Man kennt die Seitenblicke-Gesellschaft aus dem Fernsehen und aus den Hochglanzmagazinen. Was den Großmüttern des 20. Jahrhunderts die Prinzessinnen und Fürsten waren, sind im 21. Jahrhundert Popstars und/oder die Geldaristokratie. Geburten und Scheidungen, Seitensprünge und Kopfschmerzen werden in der Öffentlichkeit ausgetragen. Wir leben mit, auch wenn wir ein eigenes Leben haben. Nicht nur mit Georg M. Oswalds Roman "Im Himmel" kommen die Reichen und Schönen zu literarischen Ehren. Der qualitative Unterschied zu den täglichen Medienberichten über die Prominenten ist jedoch gering, denn der Autor bleibt an der Oberfläche.

Der zwanzigjährige Marcel hat die Matura immer noch nicht geschafft. Um diesen Makel zu beheben tritt er am Ende des Sommers in ein Internat ein. Da die Schule erst in einer Woche beginnt, hat er Zeit, die letzten Wochen Revue passieren zu lassen und eine erste Zwischenbilanz zu ziehen. Der Vater: Anwalt und Golfer, die Mutter arbeitet bei einer amerikanischen Firma, die Schwester: Kunsthistorikerin.

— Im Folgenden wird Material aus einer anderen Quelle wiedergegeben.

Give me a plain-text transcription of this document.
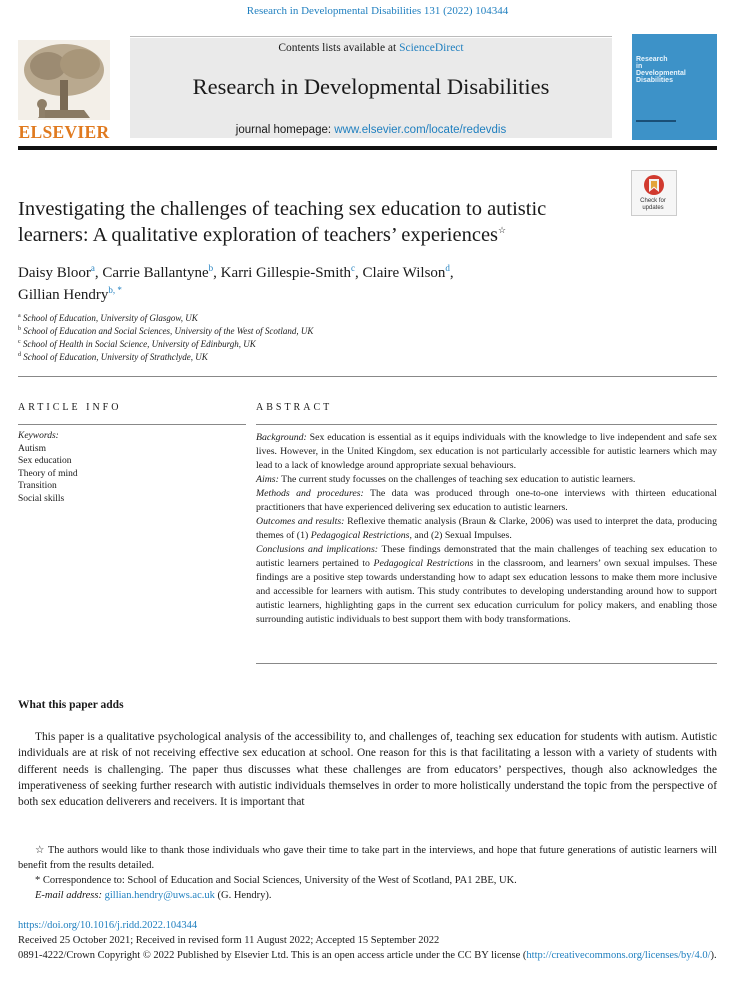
Research in Developmental Disabilities 131 (2022) 104344
Contents lists available at ScienceDirect
Research in Developmental Disabilities
journal homepage: www.elsevier.com/locate/redevdis
ELSEVIER
Research
in
Developmental
Disabilities
Check for updates
Investigating the challenges of teaching sex education to autistic learners: A qualitative exploration of teachers’ experiences☆
Daisy Bloor$^a$, Carrie Ballantyne$^b$, Karri Gillespie-Smith$^c$, Claire Wilson$^d$,
Gillian Hendry$^{b, *}$
$^a$ School of Education, University of Glasgow, UK
$^b$ School of Education and Social Sciences, University of the West of Scotland, UK
$^c$ School of Health in Social Science, University of Edinburgh, UK
$^d$ School of Education, University of Strathclyde, UK
ARTICLE INFO	ABSTRACT
Keywords:
Autism
Sex education
Theory of mind
Transition
Social skills

Background: Sex education is essential as it equips individuals with the knowledge to live independent and safe sex lives. However, in the United Kingdom, sex education is not particularly accessible for autistic learners which may lead to a lack of knowledge around appropriate sexual behaviours.

Aims: The current study focusses on the challenges of teaching sex education to autistic learners.

Methods and procedures: The data was produced through one-to-one interviews with thirteen educational practitioners that have experienced delivering sex education to autistic learners.

Outcomes and results: Reflexive thematic analysis (Braun & Clarke, 2006) was used to interpret the data, producing themes of (1) Pedagogical Restrictions, and (2) Sexual Impulses.

Conclusions and implications: These findings demonstrated that the main challenges of teaching sex education to autistic learners pertained to Pedagogical Restrictions in the classroom, and learners’ own sexual impulses. These findings are a positive step towards understanding how to adapt sex education lessons to make them more inclusive and accessible for learners with autism. This study contributes to developing understanding around how to support autistic learners, highlighting gaps in the current sex education curriculum for policy makers, and enabling those surrounding autistic individuals to best support them with body transformations.

What this paper adds
This paper is a qualitative psychological analysis of the accessibility to, and challenges of, teaching sex education for students with autism. Autistic individuals are at risk of not receiving effective sex education at school. One reason for this is that facilitating a lesson with a variety of students with different needs is challenging. The paper thus discusses what these challenges are from educators’ perspectives, though also acknowledges the imperativeness of seeking further research with autistic individuals themselves in order to more holistically understand the topic from the perspective of both sex education deliverers and receivers. It is important that

☆ The authors would like to thank those individuals who gave their time to take part in the interviews, and hope that future generations of autistic learners will benefit from the results detailed.

* Correspondence to: School of Education and Social Sciences, University of the West of Scotland, PA1 2BE, UK.

E-mail address: gillian.hendry@uws.ac.uk (G. Hendry).

https://doi.org/10.1016/j.ridd.2022.104344

Received 25 October 2021; Received in revised form 11 August 2022; Accepted 15 September 2022

0891-4222/Crown Copyright © 2022 Published by Elsevier Ltd. This is an open access article under the CC BY license (http://creativecommons.org/licenses/by/4.0/).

Der Ort des Geschehens: der Starnberger See, die Nachbarn sind reich, wenn nicht noch reicher. Einkaufen, Partys, Joints, Langeweile, Geldverdienen. Marcel will kein Verständnis, sondern seine Ruhe, ihm fehlt ein klarer Standpunkt und er weiß nur, was er falsch findet, aber auch diesbezüglich weiß er nicht so genau warum.

Es geht auch um das Verhältnis zwischen Vätern und Söhnen und zufällig findet Marcel in der Bibliothek der Nachbarn Kafkas "Brief an den Vater". "Ich muss ihn nicht lesen, wir haben mehr Kafka in der Familie als irgendein vernünftiger Mensch auf Dauer aushalten könnte."

Dass der einzige vernünftige Mensch in diesem Sammelsurium aus Cabrio-Fahrern, alten Kapitalisten, Neureichen, Event-Managern und Mauritius-Urlaubern der amerikanische Chef der Mutter ist, der Marcel als Menschen wahrnimmt, T. S. Eliot kennt und einige kluge Sätze absondert, ist schön für ihn und vielleicht wird es Marcel im Leben auch helfen, dem Buch hilft es nicht. "Die Herausforderung eurer Generation ist es, der großartigen Mittelmäßigkeit zu entkommen. Genauer, die Prüfung besteht darin, die Erkenntnis auszuhalten, dass dies unmöglich ist."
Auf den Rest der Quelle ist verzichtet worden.